07/11/2022
Ridgeback tailandés
Vive principalmente en Tailandia. No se sabe nada sobre el origen de esta raza. Las excavaciones arqueológicas en Camboya y Tailandia demuestran que la historia de la raza se remonta a 3-4 mil años. Debido al largo aislamiento de Tailandia, esta especie fue registrada por la FCI en 1993 con el número 338. La especie se distingue por un pelaje corto de color azul noble. El tamaño del perro es mediano, el cuerpo es fuerte, desarrollado atléticamente. Hay 4 tipos de funda de lana tailandesa: estándar, corta, terciopelo o velour y super velour (super corta) de 0,1 a 0,3 cm.

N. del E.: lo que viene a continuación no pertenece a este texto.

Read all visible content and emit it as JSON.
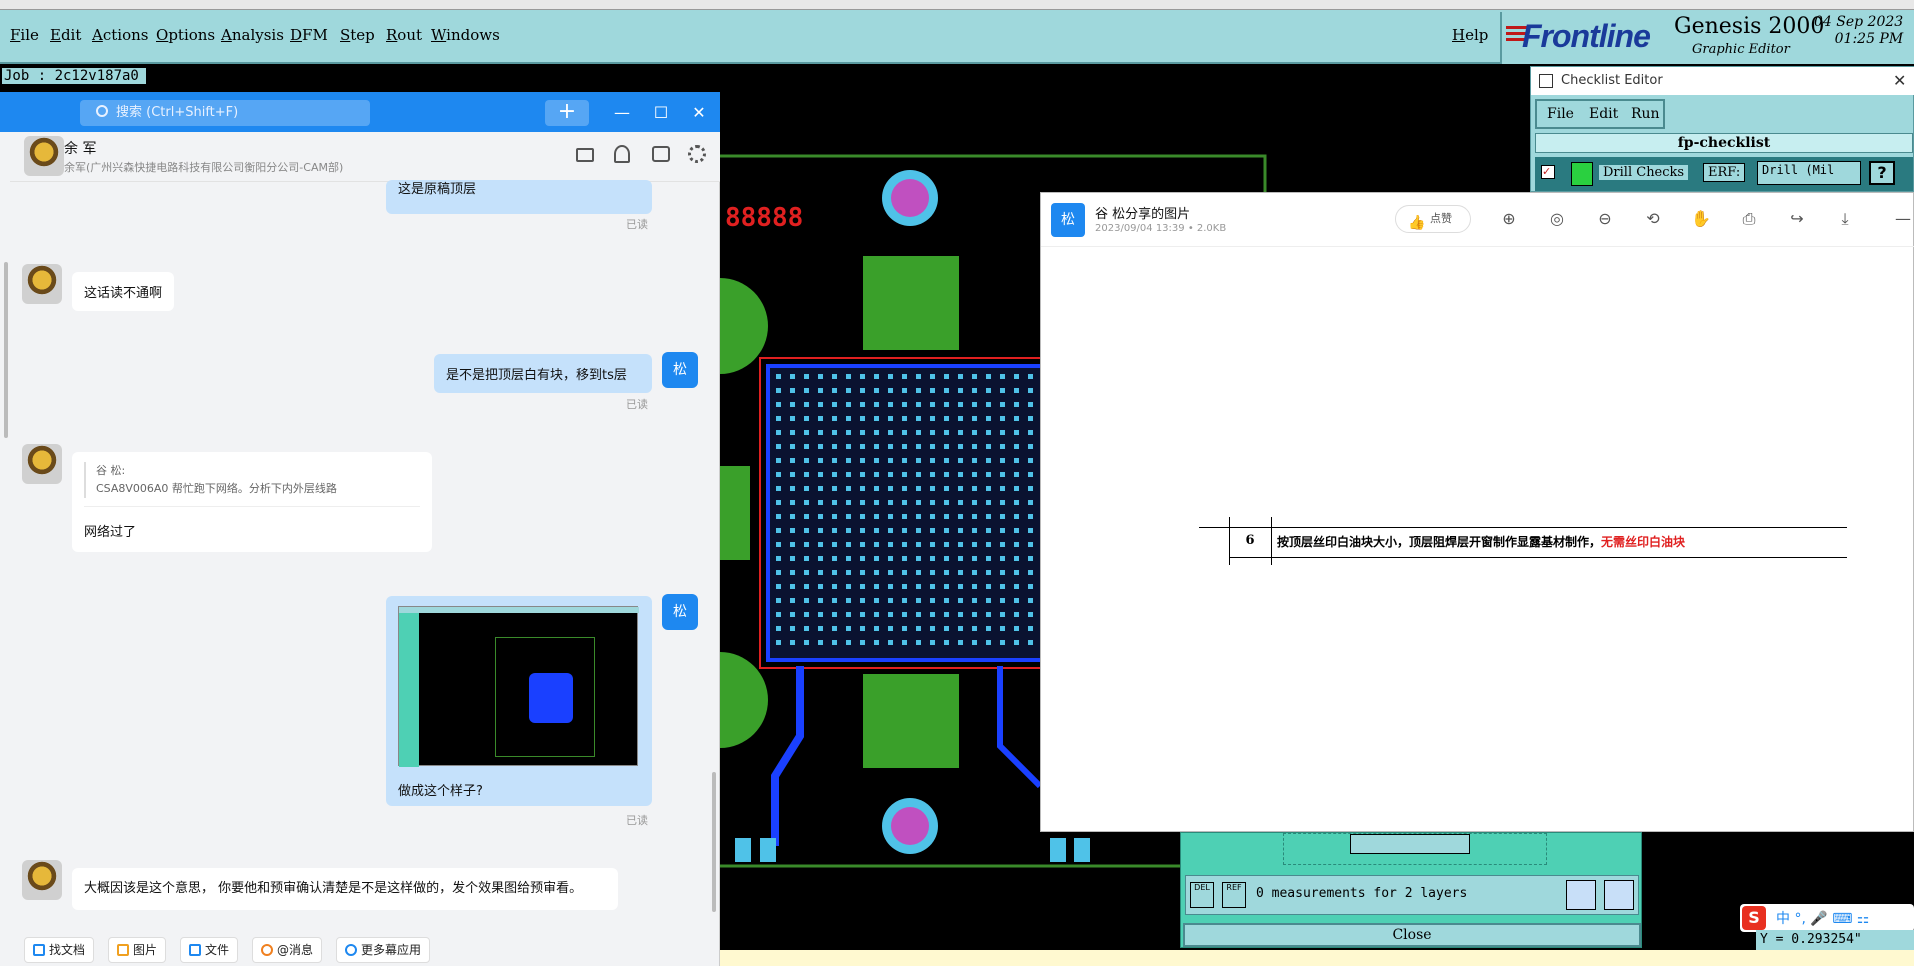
{
  "genesis": {
    "menus": [
      "File",
      "Edit",
      "Actions",
      "Options",
      "Analysis",
      "DFM",
      "Step",
      "Rout",
      "Windows"
    ],
    "help": "Help",
    "brand": "Frontline",
    "product": "Genesis 2000",
    "subtitle": "Graphic Editor",
    "date": "04 Sep 2023",
    "time": "01:25 PM",
    "job": "Job : 2c12v187a0"
  },
  "pcb": {
    "marker_text": "88888"
  },
  "chat": {
    "search_placeholder": "搜索 (Ctrl+Shift+F)",
    "plus": "+",
    "contact_name": "余 军",
    "contact_org": "余军(广州兴森快捷电路科技有限公司衡阳分公司-CAM部)",
    "me_avatar": "松",
    "messages": {
      "m1": "这是原稿顶层",
      "m1_read": "已读",
      "m2": "这话读不通啊",
      "m3": "是不是把顶层白有块，移到ts层",
      "m3_read": "已读",
      "quote_author": "谷 松:",
      "quote_text": "CSA8V006A0 帮忙跑下网络。分析下内外层线路",
      "m4": "网络过了",
      "m5": "做成这个样子?",
      "m5_read": "已读",
      "m6": "大概因该是这个意思， 你要他和预审确认清楚是不是这样做的，发个效果图给预审看。"
    },
    "tools": [
      "找文档",
      "图片",
      "文件",
      "@消息",
      "更多幕应用"
    ]
  },
  "viewer": {
    "avatar": "松",
    "title": "谷 松分享的图片",
    "meta": "2023/09/04 13:39 • 2.0KB",
    "like": "点赞",
    "row_num": "6",
    "row_text": "按顶层丝印白油块大小，顶层阻焊层开窗制作显露基材制作，",
    "row_text_red": "无需丝印白油块",
    "accent": "#1e88f0"
  },
  "checklist": {
    "title": "Checklist Editor",
    "menus": [
      "File",
      "Edit",
      "Run"
    ],
    "name": "fp-checklist",
    "item": "Drill Checks",
    "erf_label": "ERF:",
    "erf_value": "Drill (Mil"
  },
  "measure": {
    "text": "0 measurements for 2 layers",
    "close": "Close",
    "del": "DEL",
    "ref": "REF"
  },
  "coord": "Y = 0.293254\""
}
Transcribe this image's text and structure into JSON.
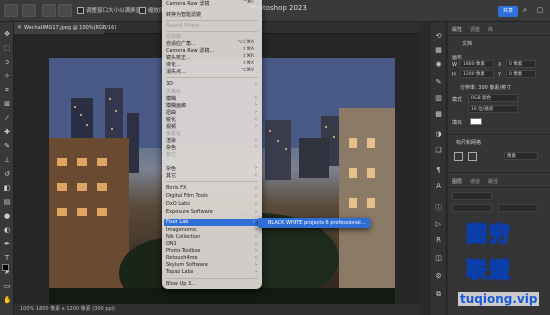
{
  "app": {
    "title": "Photoshop 2023"
  },
  "top_options": {
    "opt1": "调整窗口大小以满屏显示",
    "opt2": "缩放所有窗口",
    "share": "共享"
  },
  "document": {
    "tab": "WechatIMG17.jpeg @ 100%(RGB/16)",
    "status": "100%     1800 像素 x 1200 像素 (300 ppi)"
  },
  "filter_menu": {
    "items": [
      {
        "label": "Camera Raw 滤镜",
        "shortcut": "^⌘F"
      },
      {
        "label": "转换为智能滤镜"
      },
      {
        "label": "Neural Filters...",
        "disabled": true
      },
      {
        "label": "滤镜库...",
        "disabled": true
      },
      {
        "label": "自适应广角...",
        "shortcut": "⌥⇧⌘A"
      },
      {
        "label": "Camera Raw 滤镜...",
        "shortcut": "⇧⌘A"
      },
      {
        "label": "镜头校正...",
        "shortcut": "⇧⌘R"
      },
      {
        "label": "液化...",
        "shortcut": "⇧⌘X"
      },
      {
        "label": "消失点...",
        "shortcut": "⌥⌘V"
      },
      {
        "label": "3D"
      },
      {
        "label": "风格化",
        "disabled": true
      },
      {
        "label": "模糊"
      },
      {
        "label": "模糊画廊"
      },
      {
        "label": "扭曲"
      },
      {
        "label": "锐化"
      },
      {
        "label": "视频"
      },
      {
        "label": "像素化",
        "disabled": true
      },
      {
        "label": "渲染"
      },
      {
        "label": "杂色"
      },
      {
        "label": "其它",
        "disabled": true
      },
      {
        "label": "杂色"
      },
      {
        "label": "其它"
      },
      {
        "label": "Boris FX"
      },
      {
        "label": "Digital Film Tools"
      },
      {
        "label": "DxO Labs"
      },
      {
        "label": "Exposure Software"
      },
      {
        "label": "Fixer Lab",
        "highlighted": true
      },
      {
        "label": "Imagenomic"
      },
      {
        "label": "Nik Collection"
      },
      {
        "label": "ON1"
      },
      {
        "label": "Photo-Toolbox"
      },
      {
        "label": "Retouch4me"
      },
      {
        "label": "Skylum Software"
      },
      {
        "label": "Topaz Labs"
      },
      {
        "label": "Blow Up 3..."
      }
    ],
    "submenu_item": "BLACK WHITE projects 6 professional..."
  },
  "panel": {
    "tabs": [
      "属性",
      "调整",
      "库"
    ],
    "doc_label": "文档",
    "canvas_label": "画布",
    "w_label": "W",
    "w_value": "1800 像素",
    "h_label": "H",
    "h_value": "1200 像素",
    "x_label": "X",
    "x_value": "0 像素",
    "y_label": "Y",
    "y_value": "0 像素",
    "resolution": "分辨率: 300 像素/英寸",
    "mode_label": "模式",
    "mode_value": "RGB 颜色",
    "depth_value": "16 位/通道",
    "fill_label": "填充",
    "guides_label": "标尺和网格",
    "unit_value": "像素",
    "layers_tabs": [
      "图层",
      "通道",
      "路径"
    ]
  },
  "watermark": {
    "line1": "图穷",
    "line2": "联盟",
    "site": "tuqiong.vip"
  },
  "colors": {
    "accent": "#2f6ed6",
    "menu_bg": "#e0dad6",
    "panel_bg": "#353535"
  }
}
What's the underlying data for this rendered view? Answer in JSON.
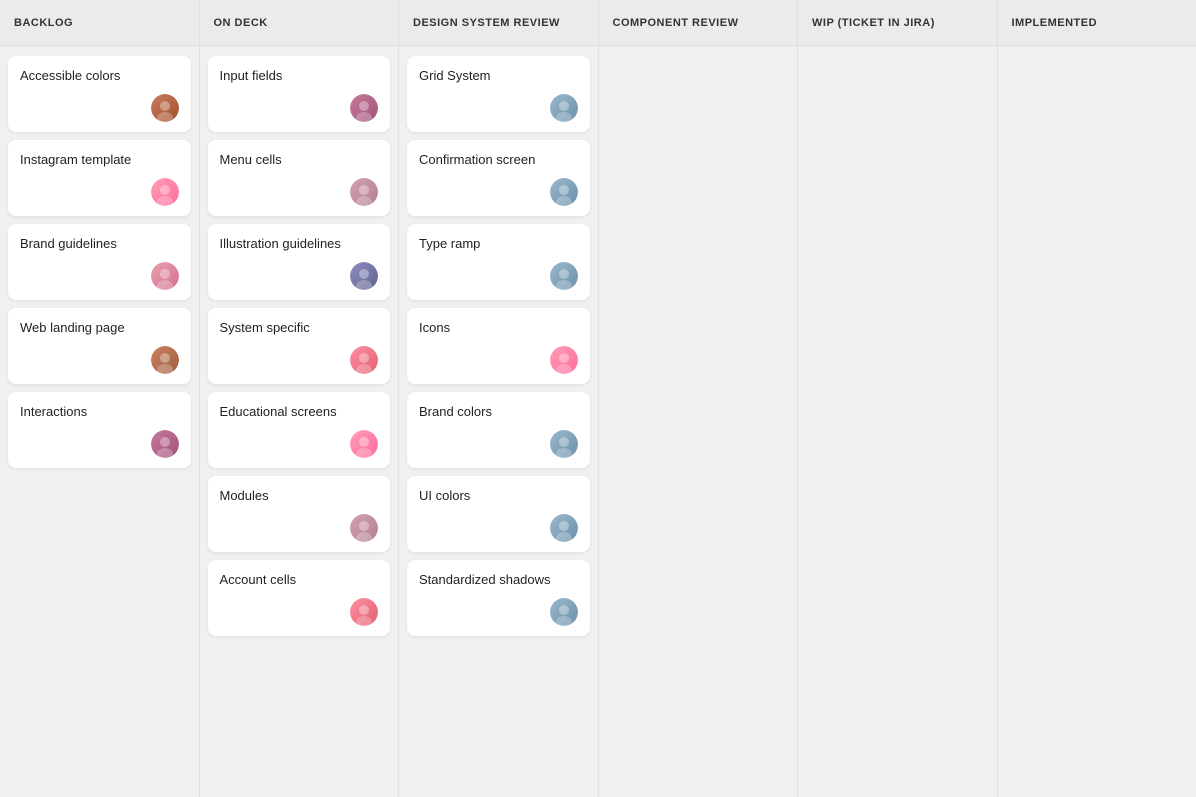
{
  "columns": [
    {
      "id": "backlog",
      "header": "BACKLOG",
      "cards": [
        {
          "id": "accessible-colors",
          "title": "Accessible colors",
          "avatar": "avatar-1"
        },
        {
          "id": "instagram-template",
          "title": "Instagram template",
          "avatar": "avatar-pink"
        },
        {
          "id": "brand-guidelines",
          "title": "Brand guidelines",
          "avatar": "avatar-3"
        },
        {
          "id": "web-landing-page",
          "title": "Web landing page",
          "avatar": "avatar-5"
        },
        {
          "id": "interactions",
          "title": "Interactions",
          "avatar": "avatar-2"
        }
      ]
    },
    {
      "id": "on-deck",
      "header": "ON DECK",
      "cards": [
        {
          "id": "input-fields",
          "title": "Input fields",
          "avatar": "avatar-2"
        },
        {
          "id": "menu-cells",
          "title": "Menu cells",
          "avatar": "avatar-7"
        },
        {
          "id": "illustration-guidelines",
          "title": "Illustration guidelines",
          "avatar": "avatar-8"
        },
        {
          "id": "system-specific",
          "title": "System specific",
          "avatar": "avatar-9"
        },
        {
          "id": "educational-screens",
          "title": "Educational screens",
          "avatar": "avatar-pink"
        },
        {
          "id": "modules",
          "title": "Modules",
          "avatar": "avatar-7"
        },
        {
          "id": "account-cells",
          "title": "Account cells",
          "avatar": "avatar-9"
        }
      ]
    },
    {
      "id": "design-system-review",
      "header": "DESIGN SYSTEM REVIEW",
      "cards": [
        {
          "id": "grid-system",
          "title": "Grid System",
          "avatar": "avatar-6"
        },
        {
          "id": "confirmation-screen",
          "title": "Confirmation screen",
          "avatar": "avatar-6"
        },
        {
          "id": "type-ramp",
          "title": "Type ramp",
          "avatar": "avatar-6"
        },
        {
          "id": "icons",
          "title": "Icons",
          "avatar": "avatar-pink"
        },
        {
          "id": "brand-colors",
          "title": "Brand colors",
          "avatar": "avatar-6"
        },
        {
          "id": "ui-colors",
          "title": "UI colors",
          "avatar": "avatar-6"
        },
        {
          "id": "standardized-shadows",
          "title": "Standardized shadows",
          "avatar": "avatar-6"
        }
      ]
    },
    {
      "id": "component-review",
      "header": "COMPONENT REVIEW",
      "cards": []
    },
    {
      "id": "wip-ticket-in-jira",
      "header": "WIP (TICKET IN JIRA)",
      "cards": []
    },
    {
      "id": "implemented",
      "header": "IMPLEMENTED",
      "cards": []
    }
  ]
}
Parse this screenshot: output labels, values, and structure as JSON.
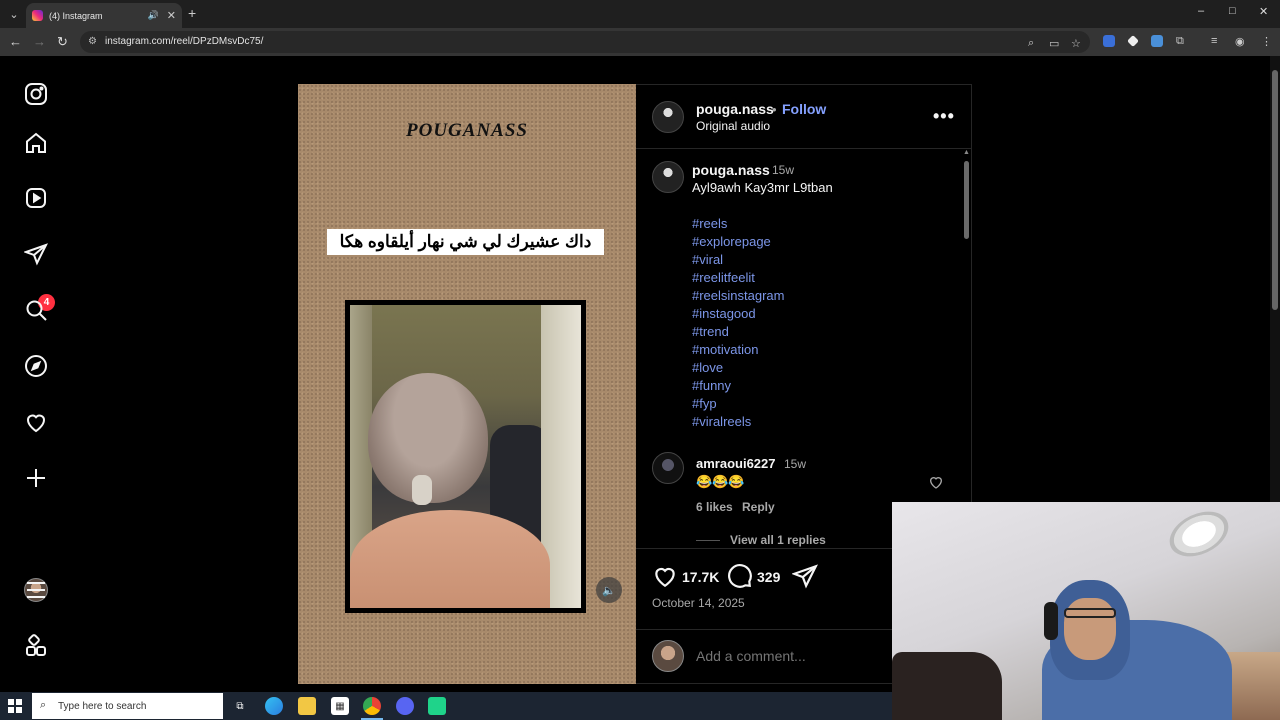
{
  "browser": {
    "tab_title": "(4) Instagram",
    "url": "instagram.com/reel/DPzDMsvDc75/",
    "new_tab": "+",
    "win_min": "–",
    "win_max": "□",
    "win_close": "✕"
  },
  "nav": {
    "notifications_count": "4"
  },
  "reel": {
    "brand": "POUGANASS",
    "caption": "داك عشيرك لي شي نهار أيلقاوه هكا"
  },
  "post": {
    "username": "pouga.nass",
    "separator": "•",
    "follow_label": "Follow",
    "audio": "Original audio",
    "more": "•••"
  },
  "caption": {
    "username": "pouga.nass",
    "time": "15w",
    "text": "Ayl9awh Kay3mr L9tban",
    "hashtags": [
      "#reels",
      "#explorepage",
      "#viral",
      "#reelitfeelit",
      "#reelsinstagram",
      "#instagood",
      "#trend",
      "#motivation",
      "#love",
      "#funny",
      "#fyp",
      "#viralreels"
    ]
  },
  "comment": {
    "username": "amraoui6227",
    "time": "15w",
    "text": "😂😂😂",
    "likes": "6 likes",
    "reply_label": "Reply",
    "view_replies": "View all 1 replies"
  },
  "actions": {
    "likes": "17.7K",
    "comments": "329",
    "date": "October 14, 2025"
  },
  "add_comment": {
    "placeholder": "Add a comment..."
  },
  "taskbar": {
    "search_placeholder": "Type here to search"
  }
}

También hay cuatro colores: rojo, azul, isabella, negro. Los cables a la cruz alcanzan los 61 centímetros, las hembras 56 cm, pesan hasta 32 kg. La nariz es grande, los ojos son de color marrón oscuro, las orejas son grandes, de inserción alta. En el hocico hay unas extrañas arrugas en la zona de la frente, lo que le da al animal una expresión inteligente del hocico. Los Ridgebacks están apegados emocionalmente al dueño, son famosos por su gran inteligencia. Les gusta defender su territorio, tienen una voz gruesa, pero ladran muy raramente. Algunos criadores admiten que nunca han escuchado la voz de su amigo peludo. Debido a su pelaje corto e inodoro, los Ridgebacks son adecuados para el mantenimiento de apartamentos. Son limpios, no tienen salivación fuerte, mudan una vez al año. Los pelos suaves se eliminan fácilmente con una aspiradora o un cepillo. La mascota es cariñosa, no le gusta la soledad. En casa, los Ridgebacks se llevan bien con otros perros e incluso con gatos. Los cachorros de esta raza son muy activos, les encanta correr y jugar, y con la edad se vuelven más tranquilos, a veces incluso perezosos, les gusta dormir la siesta a los pies del dueño. Las desventajas de esta raza incluyen un instinto de caza muy pronunciado, gracias al cual, en una caminata, una mascota puede perseguir a un gato o pájaro callejero. El Thai Ridgeback no es exigente con la comida, pero al ser un individuo bastante grande y móvil, necesita una dieta que incluya carne, cereales, avena hervida, trigo sarraceno, gachas de maíz, además de verduras como zanahorias, repollo, lechuga, frijoles. Varias veces a la semana vale la pena dar productos lácteos y pescado.